I should probably explain. In Mani’s world, numbers are invisible, sentient creatures. The odd numbers are male, and the even numbers are female. The numbers range from a One, which sleeps in its own cardboard box by his bed, to the Two, Three, and Five that are the characters in his novel, on up through the Thirteen that’s the size of a truck and the Fifty-Five that’s as big as a house, past the One Hundred and Forty Four that devours planets, and on toward a fearsome and unimaginable Infinity. (Sometimes Mani blasphemously fibs, insisting that he created everything and that in his creation, numbers are finite.)

Once in a while, though, numbers are just numbers to Mani, and not creatures that he imagines scrabbling around like the ants. He recently learned about the Fibonacci sequence of numbers, and immediately began scribbling sums on a scrap of paper. For a few days he was singing a somewhat tuneless song about the sequence, but then all but forgot about it. Only then, when I noticed its absence, did I start to think about it too.

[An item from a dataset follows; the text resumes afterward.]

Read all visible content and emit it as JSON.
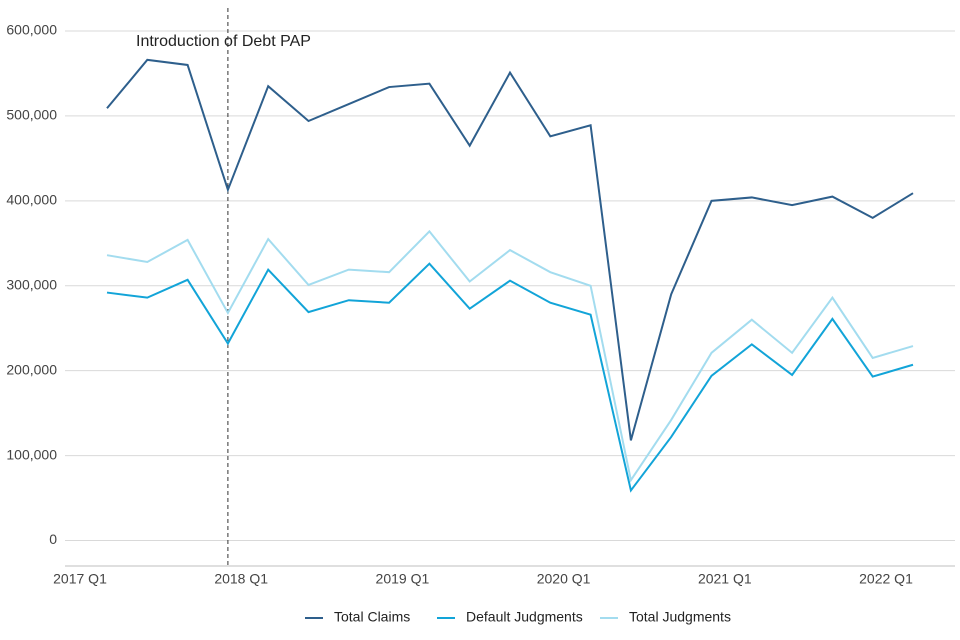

Here’s the confluence: outside the conservatory is a narrow pool that skirts the tropical plants exhibit. Its waters reflect the light reflecting off the glass of the conservatory. On the same day that we found the leafcutter ants, I also found something I had never seen before. In this pool, among the giant water lilies, hibiscus, and papyrus, there were mosaic plants (Ludwigia sedoides), which have red and green diamond-shaped leaves floating in beautiful whorls. In each group of leaves are two sets of spirals going in opposite directions. If you count the number of spirals in each set, the numbers are usually two consecutive numbers in the Fibonacci sequence (this is called Fibonacci phyllotaxis). So there it was: spirals, glass, mosaics, numbers, and nature, all spun together and echoing in front of me. Do I look closer, or do I step back and look from farther away?